Disaster Recovery

Hurricane Sandy Emergency Services

Hurricane Sandy Emergency Services photo
Owner:

New York City Housing Authority

Client:

Ronnette Riley Architects

Location:

Staten Island, NY

Cost:

$40,000,000

Services:

Emergency Damage Assessments

Scope Definition

Cost Estimates

Mechanical, Electrical and Plumbing Engineering

Construction Support Services

As a result of Hurricane Sandy, areas of New York were declared eligible for assistance from the Federal Emergency Management Agency (FEMA). The post-storm survey done by the New York City Housing Authority (NYCHA) showed that over 400 buildings in Brooklyn, Queens, and Manhattan, housing roughly 80,000 residents, were significantly affected. Of the 423 residential buildings damaged by the storm; 402 lost power, resulting in loss of elevators and compactor services; 386 buildings lost heat and hot water. In order to re-establish the buildings to pre-storm condition, NYCHA required a complete assessment of the extent of damages and to develop plans and specifications for the needed repairs.

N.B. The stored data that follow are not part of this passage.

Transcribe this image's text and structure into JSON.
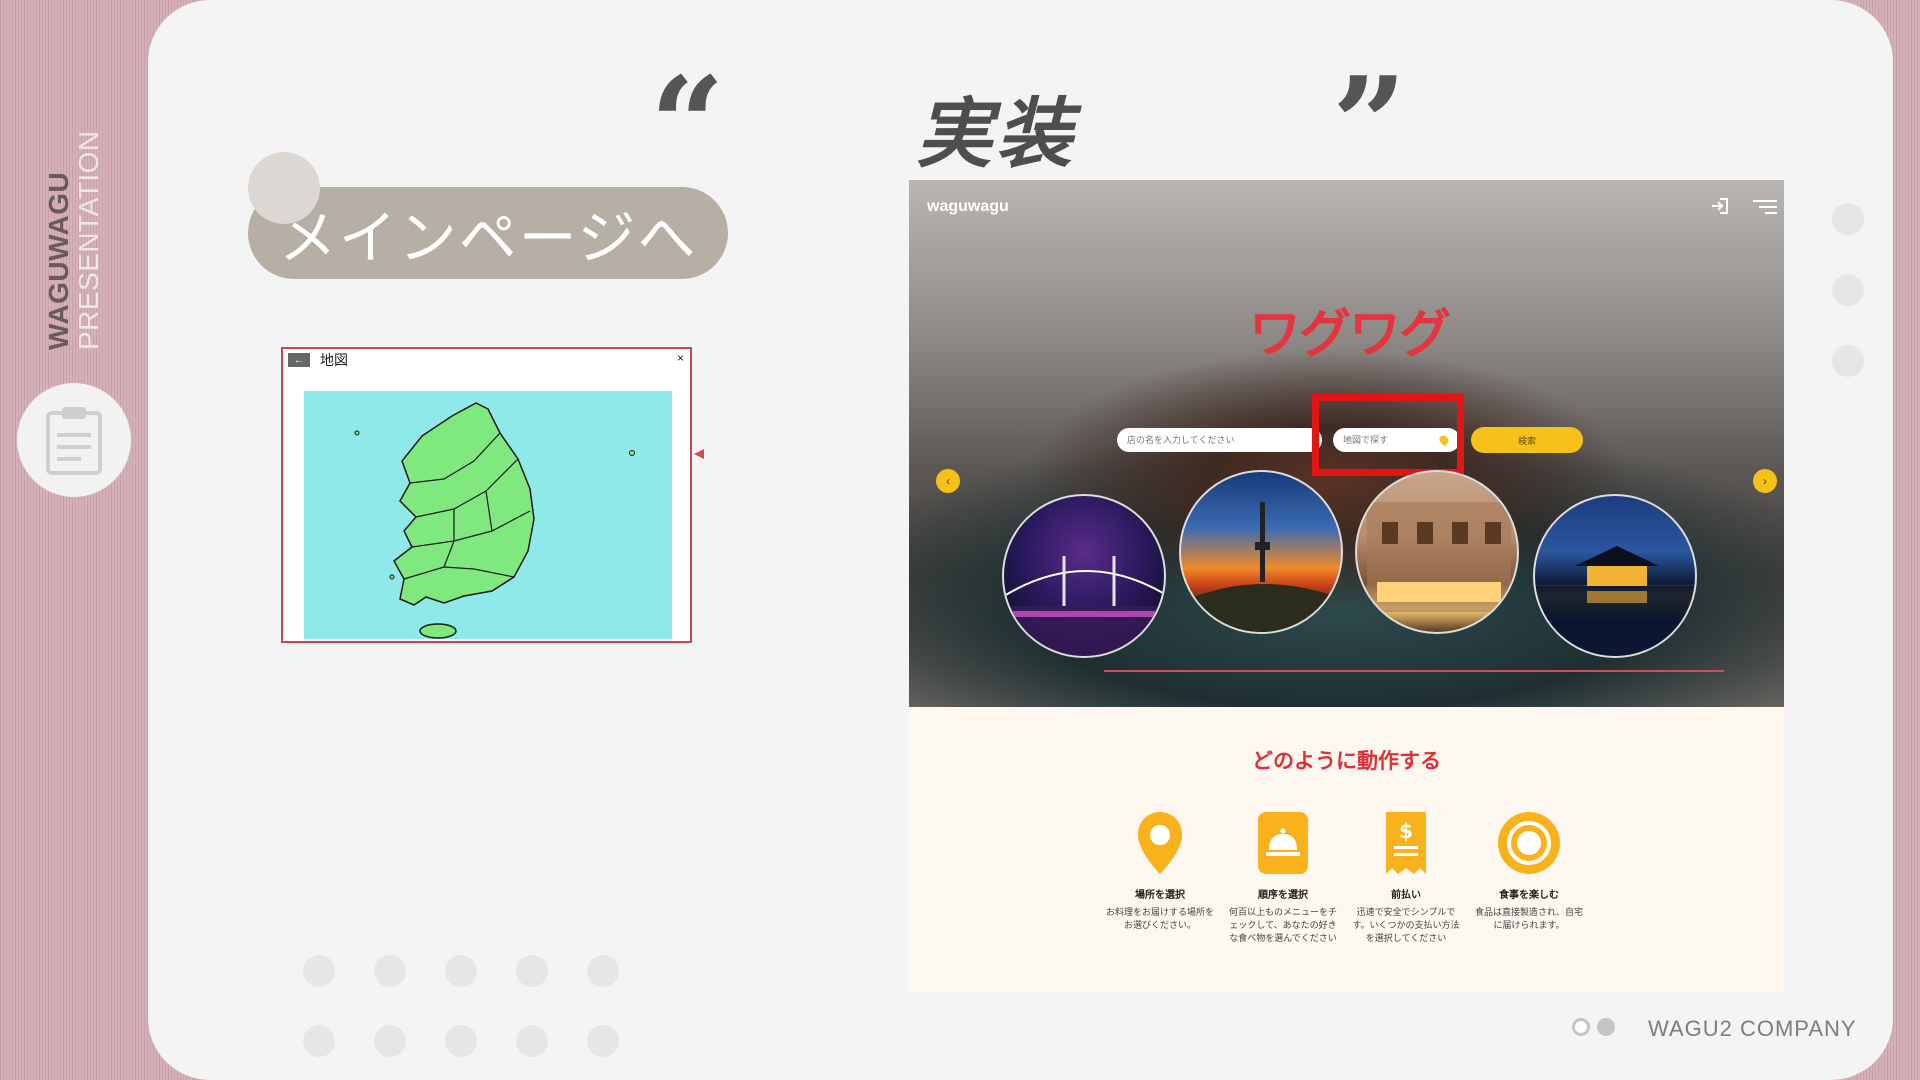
{
  "sidebar": {
    "title": "WAGUWAGU",
    "subtitle": "PRESENTATION",
    "icon": "clipboard-icon"
  },
  "slide": {
    "heading": "実装",
    "open_quote": "“",
    "close_quote": "”",
    "pill_label": "メインページへ"
  },
  "map_window": {
    "title": "地図",
    "back_label": "←",
    "close_label": "×",
    "regions": [
      "Gangwon-do",
      "Gyeonggi-do",
      "Chungcheongbuk-do",
      "Chungcheongnam-do",
      "Gyeongsangbuk-do",
      "Jeollabuk-do",
      "Gyeongsangnam-do",
      "Jeollanam-do",
      "Jeju-do"
    ]
  },
  "website": {
    "logo": "waguwagu",
    "brand_title": "ワグワグ",
    "search_placeholder": "店の名を入力してください",
    "map_search_placeholder": "地図で探す",
    "search_button": "検索",
    "nav_prev": "‹",
    "nav_next": "›",
    "how_title": "どのように動作する",
    "steps": [
      {
        "title": "場所を選択",
        "desc": "お料理をお届けする場所をお選びください。",
        "icon": "location-pin-icon"
      },
      {
        "title": "順序を選択",
        "desc": "何百以上ものメニューをチェックして、あなたの好きな食べ物を選んでください",
        "icon": "food-cloche-icon"
      },
      {
        "title": "前払い",
        "desc": "迅速で安全でシンプルです。いくつかの支払い方法を選択してください",
        "icon": "receipt-dollar-icon"
      },
      {
        "title": "食事を楽しむ",
        "desc": "食品は直接製造され、自宅に届けられます。",
        "icon": "plate-icon"
      }
    ]
  },
  "footer": {
    "company": "WAGU2 COMPANY"
  },
  "colors": {
    "accent_red": "#e63340",
    "accent_yellow": "#f6c21a",
    "highlight": "#e51414"
  }
}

An example of this effort involved the design for the Walt Whitman Houses Boiler Relocation in Brooklyn which initially called for the replacement of four 600-HP gas/oil boilers, burners and related controls and equipment. Since the replacement equipment was larger than the original units, two of the new boilers had to be relocated to a new boiler room converted from an adjacent room that was originally a coal bunker. This is a $3 M project involving mitigation design, HUD and familiarity with regulations and requirements.

Under a subcontract with Ronnette Riley Architects, CSA completed emergency surveys and assessments of all mechanical, electrical and plumbing systems for five public housing developments. These developments included a total of 57 Buildings and 4,525 units. CSA Group pulled together a significant number of employees from its NYC and other offices to mobilize a team of 29 engineers in 10 days. In an efficient team approach, the initial surveys and reports were all completed for NYCHA within 22 days.

The findings and evaluation of all systems were presented along with an order of magnitude estimate for the recommended repairs and mitigation measures. The reports provided the basis of design and scope definition for a Design/Build project funded in part by FEMA. The second phase of this engagement included the design for the repairs, based on the assessments.